Pero quizás el mayor desafío lo vamos a encontrar con aderezos de naturaleza fuerte como el vinagre y los aceites balsámicos. Por lo general, y casi sin excepción, estos producen una especie de cortocircuito con el vino. La primera recomendación es evitar los vinagres vínicos y elegir los que se elaboran con cidra o arroz, mucho más bajos en intensidad. El vinagre contiene un alto porcentaje de ácido acético, característica que puede atentar contra el natural equilibrio de los vinos.
Algunas recomendaciones apuntan a que si el uso de vinagres y balsámicos es inevitable, la inclusión de una pequeña cantidad de crema de leche ayuda a bajar la potencia y, de paso, facilita el acompañamiento del vino. Otra es elegir como edecán un vino de Jerez. Su condición oxidativa encara muy bien el ataque del vinagre. Igualmente, la alta acidez de un Riesling alemán convierte este tipo de vino en otro buen aliado.
Volviendo al tema de los ingredientes complementarios, la sugerencia es elegir el vino en función de la proteína y no de las hojas o verduras. Es el caso de las ensaladas que incluyen una generosa cantidad de carnes rojas o blancas, o también pescados y mariscos. Incluso, carnes ahumadas o adosadas previamente con salsas tipo barbacoa.
Si predominan las carnes rojas, siempre vendrá bien un Merlot ligero o de mediana intensidad. Para ensaladas con carnes blancas, sobre todo aquellas que han sido previamente pasadas por una plancha o parrilla, un Chardonnay o Viognier, con un paso moderado por barricas de roble, encajará como anillo al dedo.
Si optamos por ensaladas marineras, que incluyan atún o salmón fresco, un rosado o un tinto ligero como el Pinot Noir harán los honores sin ninguna dificultad.

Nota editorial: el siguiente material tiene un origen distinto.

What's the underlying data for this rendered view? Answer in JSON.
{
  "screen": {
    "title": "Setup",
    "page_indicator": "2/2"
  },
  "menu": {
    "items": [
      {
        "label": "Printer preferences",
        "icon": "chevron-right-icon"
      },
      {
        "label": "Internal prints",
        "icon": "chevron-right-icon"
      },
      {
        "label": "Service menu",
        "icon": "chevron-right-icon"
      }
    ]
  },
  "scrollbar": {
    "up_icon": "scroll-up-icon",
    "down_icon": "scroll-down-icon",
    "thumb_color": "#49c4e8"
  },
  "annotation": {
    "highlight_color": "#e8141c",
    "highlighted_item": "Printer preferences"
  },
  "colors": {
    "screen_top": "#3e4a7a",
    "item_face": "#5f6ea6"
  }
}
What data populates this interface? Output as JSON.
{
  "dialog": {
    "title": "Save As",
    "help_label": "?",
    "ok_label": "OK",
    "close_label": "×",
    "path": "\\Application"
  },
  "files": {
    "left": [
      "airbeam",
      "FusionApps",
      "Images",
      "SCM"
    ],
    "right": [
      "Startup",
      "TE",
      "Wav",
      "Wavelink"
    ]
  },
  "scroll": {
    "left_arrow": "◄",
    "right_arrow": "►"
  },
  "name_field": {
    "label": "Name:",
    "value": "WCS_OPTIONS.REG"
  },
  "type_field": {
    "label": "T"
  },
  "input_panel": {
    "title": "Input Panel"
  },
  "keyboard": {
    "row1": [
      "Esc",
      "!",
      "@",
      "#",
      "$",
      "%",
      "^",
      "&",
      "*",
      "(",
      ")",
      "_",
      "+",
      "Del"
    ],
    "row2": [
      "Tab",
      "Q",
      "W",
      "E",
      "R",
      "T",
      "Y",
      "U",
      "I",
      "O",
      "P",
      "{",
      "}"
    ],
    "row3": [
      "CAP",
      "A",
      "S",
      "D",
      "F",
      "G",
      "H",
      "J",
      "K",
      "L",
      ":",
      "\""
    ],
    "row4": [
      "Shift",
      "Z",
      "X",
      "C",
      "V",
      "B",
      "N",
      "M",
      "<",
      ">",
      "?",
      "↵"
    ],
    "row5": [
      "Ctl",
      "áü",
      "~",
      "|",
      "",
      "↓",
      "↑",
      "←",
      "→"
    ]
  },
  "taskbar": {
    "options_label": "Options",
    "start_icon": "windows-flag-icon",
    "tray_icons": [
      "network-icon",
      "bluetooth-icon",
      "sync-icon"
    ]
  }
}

Ah, y cuando estemos ante ensaladas de frutas, conviene elegir vinos frescos y frutados, con acidez moderada, como un Chardonnay sin madera o un rosado del Nuevo Mundo.
Otro ingrediente que suele estar presente de manera acentuada en las ensalada es el tomate. Su alta acidez siempre pone a prueba la elección del vino acompañante. Aquí lo recomendable es elegir vinos italianos tipo Valpolicella, caracterizados por un alto nivel de acidez natural y que, por lo tanto, contrarrestan los efectos del tomate fresco.
El yogur –especialmente el griego– es hoy un aderezo de rigor en muchas ensaladas. Como se trata de un lácteo cremoso pero ligeramente amargo, un rosado chileno, argentino o, incluso, español hará bien la tarea, lo mismo que algunos blancos neutros como el Pinot Grigio.
Las ensaladas con aderezos orientales piden a gritos vinos blancos con buena acidez, pero con una definida carga aromática. Pensemos, por ejemplo, en un Torrontés argentino.
Hablando de lácteos, los quesos en las ensaladas ponen sus propias barreras. Son los casos del queso de cabra y del queso azul. El primero arrasa con lo que encuentre a su paso. Por eso es preferible tener a la mano un Sauvignon Blanc, seco y ácido. Ahora, si la presencia de queso azul es protagónica, convendría elegir un blanco ligeramente dulce, servido a una temperatura más baja.
Las ensaladas de pasta son menos desafiantes. Como por lo general se mezclan con mayonesas, la clave está en escoger un vino blanco suave como un Chardonnay sin madera o un Chenin Blanc.
Y si la opción de ensaladas es aún mayor, no hay que devanarse los sesos. Disponga de un Sauvignon Blanc o de un rosé muy afrutado.
Por tanto, no se deje vencer por aquellos que piensan que, como las ensaladas son difíciles de armonizar con los vinos, mejor evitarlos.